High valuations.  The Russian invasion of Ukraine.  Inflation.  Interest rates rising.  The supply chain. A bear market.  A bull market.  What do all of these have in common?

They all can be causes of "risk".  Risk can mean many things: uncertainty, volatility, or loss, depending on one's perspective.  I might address the various types of risk investors face in the future (such as market risk, company/industry risk, currency risk, interest rate risk, etc.).  However, there are some universal rules for how to handle risk that I thought might help when you are uncertain.  You have 5 basic options/tactics (with examples).

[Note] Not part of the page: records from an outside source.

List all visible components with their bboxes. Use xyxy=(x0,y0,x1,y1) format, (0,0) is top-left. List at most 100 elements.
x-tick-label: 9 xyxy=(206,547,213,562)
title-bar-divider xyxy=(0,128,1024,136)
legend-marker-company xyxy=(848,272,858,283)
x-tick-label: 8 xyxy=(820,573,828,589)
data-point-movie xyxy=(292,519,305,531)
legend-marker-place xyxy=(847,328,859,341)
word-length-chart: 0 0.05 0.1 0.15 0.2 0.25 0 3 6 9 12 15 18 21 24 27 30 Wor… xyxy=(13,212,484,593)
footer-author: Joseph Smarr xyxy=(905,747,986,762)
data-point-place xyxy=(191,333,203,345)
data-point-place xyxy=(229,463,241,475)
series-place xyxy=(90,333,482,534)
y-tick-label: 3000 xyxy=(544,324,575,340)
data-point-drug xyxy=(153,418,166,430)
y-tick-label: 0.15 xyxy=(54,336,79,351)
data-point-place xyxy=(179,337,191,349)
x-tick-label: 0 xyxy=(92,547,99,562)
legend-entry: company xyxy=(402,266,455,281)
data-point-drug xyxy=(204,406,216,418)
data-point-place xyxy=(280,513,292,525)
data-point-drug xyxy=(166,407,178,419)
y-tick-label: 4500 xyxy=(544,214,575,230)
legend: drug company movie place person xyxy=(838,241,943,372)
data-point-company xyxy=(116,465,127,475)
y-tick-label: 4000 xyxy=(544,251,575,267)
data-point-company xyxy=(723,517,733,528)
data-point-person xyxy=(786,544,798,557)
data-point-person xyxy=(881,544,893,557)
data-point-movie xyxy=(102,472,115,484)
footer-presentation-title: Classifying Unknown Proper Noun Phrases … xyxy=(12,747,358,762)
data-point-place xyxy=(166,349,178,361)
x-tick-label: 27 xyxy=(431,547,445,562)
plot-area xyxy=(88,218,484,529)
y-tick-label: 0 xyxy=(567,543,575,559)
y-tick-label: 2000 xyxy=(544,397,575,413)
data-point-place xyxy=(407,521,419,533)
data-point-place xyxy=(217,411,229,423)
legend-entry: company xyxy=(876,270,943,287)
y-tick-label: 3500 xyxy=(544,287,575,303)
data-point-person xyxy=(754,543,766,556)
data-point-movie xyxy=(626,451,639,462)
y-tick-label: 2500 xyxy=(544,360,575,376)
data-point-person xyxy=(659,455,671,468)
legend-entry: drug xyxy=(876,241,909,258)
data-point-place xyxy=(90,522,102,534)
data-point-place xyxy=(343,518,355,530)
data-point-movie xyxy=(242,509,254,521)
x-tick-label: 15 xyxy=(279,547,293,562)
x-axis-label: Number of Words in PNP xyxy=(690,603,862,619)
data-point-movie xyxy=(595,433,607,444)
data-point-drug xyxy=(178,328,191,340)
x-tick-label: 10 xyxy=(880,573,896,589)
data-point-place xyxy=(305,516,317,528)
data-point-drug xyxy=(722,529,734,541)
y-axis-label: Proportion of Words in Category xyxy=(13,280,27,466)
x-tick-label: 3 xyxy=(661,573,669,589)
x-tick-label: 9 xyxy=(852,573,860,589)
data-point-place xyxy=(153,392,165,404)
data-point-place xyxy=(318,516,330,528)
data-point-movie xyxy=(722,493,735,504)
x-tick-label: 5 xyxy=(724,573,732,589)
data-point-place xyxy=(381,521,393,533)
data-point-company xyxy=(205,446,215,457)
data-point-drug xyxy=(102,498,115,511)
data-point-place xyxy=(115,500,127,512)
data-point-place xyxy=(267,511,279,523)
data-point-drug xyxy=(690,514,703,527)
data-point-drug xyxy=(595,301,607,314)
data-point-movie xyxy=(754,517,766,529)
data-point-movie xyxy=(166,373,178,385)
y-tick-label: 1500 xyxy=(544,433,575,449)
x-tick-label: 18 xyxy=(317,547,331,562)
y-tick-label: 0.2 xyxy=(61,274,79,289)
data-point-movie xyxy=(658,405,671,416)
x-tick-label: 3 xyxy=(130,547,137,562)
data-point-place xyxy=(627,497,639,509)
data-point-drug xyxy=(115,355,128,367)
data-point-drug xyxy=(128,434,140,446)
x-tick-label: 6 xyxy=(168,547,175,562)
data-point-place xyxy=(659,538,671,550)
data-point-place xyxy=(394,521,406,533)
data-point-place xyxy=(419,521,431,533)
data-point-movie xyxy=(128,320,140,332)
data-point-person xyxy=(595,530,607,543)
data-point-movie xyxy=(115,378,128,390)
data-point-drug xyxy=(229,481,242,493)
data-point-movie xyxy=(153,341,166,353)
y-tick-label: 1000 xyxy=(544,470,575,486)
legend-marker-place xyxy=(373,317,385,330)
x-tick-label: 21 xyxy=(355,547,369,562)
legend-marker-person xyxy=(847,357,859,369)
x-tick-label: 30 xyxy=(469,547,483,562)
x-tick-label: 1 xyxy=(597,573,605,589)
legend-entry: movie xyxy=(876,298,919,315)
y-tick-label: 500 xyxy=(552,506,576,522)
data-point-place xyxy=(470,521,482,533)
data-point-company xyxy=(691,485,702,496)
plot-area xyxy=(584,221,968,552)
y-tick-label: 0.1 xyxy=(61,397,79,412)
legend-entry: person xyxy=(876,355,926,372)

  1. TRANSFER THE RISK = If you own a particular investment and no longer want the risk that it has, you can transfer that risk to someone else (i.e., sell the holding and let someone else deal with it). 
  2. ASSUME THE RISK = Company X's stock dropped by 20% recently, but you believe the price is too low and buy 100 shares.  You have assumed (retained) the risk in order to pursue a potentially greater reward (or incur a potentially greater loss). 
  3. REDUCE THE RISK = Until now, your only investment has been ABC company stock (your employer).  You decide to diversify your portfolio with other stocks/bonds/funds, but keep 50% of your original ABC investment. This way, while you still may rely on ABC for your compensation - as well as your health insurance, life insurance, and some wealth creation (through stock options, for example) -  your overall portfolio volatility may decrease, just case ABC underperforms since the other investments may not respond to market conditions in the same way ABC does. 
  4. AVOID THE RISK = You are evaluating holdings in a particular industry which has declining profitability due to economic factors.  You decide not to purchase any investments in this industry for the time being.
  5. SHARE THE RISK = Think of your insurance company.  If you are involved in a car accident, potential costs from damages are shared between you and the insurance company.  The risk isn't shared equally in this case, but it is shared.

In closing, remember the words of legendary investor, Benjamin Graham:  "The essence of investment management is the management of risks, not the management of returns."